Эдик не поддержал шутку. Видно совсем его укатало, беднягу.
— Брось, Надька. Ты не будешь мозолить убийце глаза. Dixi. Я не вынесу, если ещё и с тобой что-нибудь случится.
Польщённая этим признанием, Надежда ринулась в бой:
— Но не можем же мы просто сидеть и ждать! За тобой охотятся убийца, милиция…
— Милиция пока не охотится. Они не знают про Мыколину тетрадку.

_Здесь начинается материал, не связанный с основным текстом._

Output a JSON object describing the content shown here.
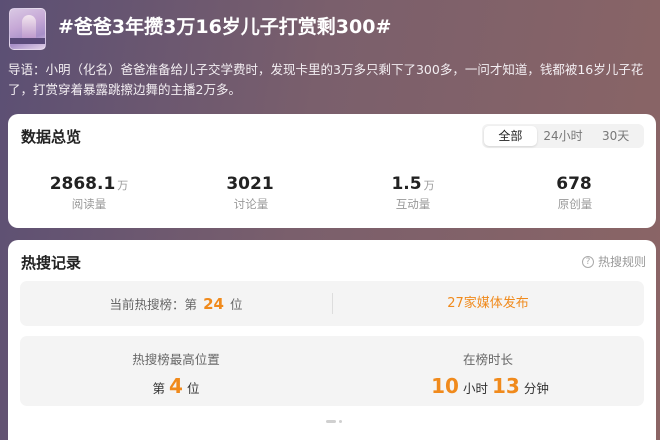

— Ну так заохотится! Когда поймёт, что ты скрываешься. Нам нужна информация, черт побери! А от кого ещё можно её получить, как не от твоих коллег?
— От кого ещё? Хм! А знаешь, можно попытаться. У Ирен были два близких человека — муж и подруга. Вдруг она им что-нибудь говорила…
— Адрес! — потребовала Надежда, бросаясь в прихожую.
— Я поеду с тобой.
— Нет!
— Да! Чего мне бояться? Они-то, уж точно, не убийцы.
— А если убийца караулит под дверью?
— Тогда тем более я не могу отпустить тебя одну.
После недолгих препирательств поехали вместе. Эдик поймал такси и назвал водителю адрес. Через полчаса машина остановилась у подъезда «сталинской» восьмиэтажки. Когда они вошли внутрь, лифт — мастодонт с металлической дверью, открываемой вручную, — только что стартовал с первого этажа.
— Нам на какой? — спросила Надежда.
— На четвёртый.
— Давай пешком, — предложила она.
И, вспомнив, как в юности они бегали по лестницам наперегонки, рванула наверх. Эдик, ослабленный переживаниями последних дней, быстро отстал.
— Стой! — кричал он снизу. — Подожди меня, ненормальная!
Надя, задыхаясь от смеха и непривычной нагрузки, поднажала ещё. Когда она взлетела на площадку между третьим и четвёртым этажами, раздался хлопок, и в ту же секунду из ниши перед квартирами, скрытой от глаз стеной, выскочила и метнулась к лифту чёрная фигура. Грохнула решётчатая дверь, лифт поехал вниз. Не успев ничего понять, Надежда пробежала по инерции последний пролёт и увидела распахнутую дверь квартиры.
На полу прихожей лежал незнакомец с простреленной грудью. Глаза его были открыты, губы шевелились. Надя шагнула вперёд и склонилась над ним.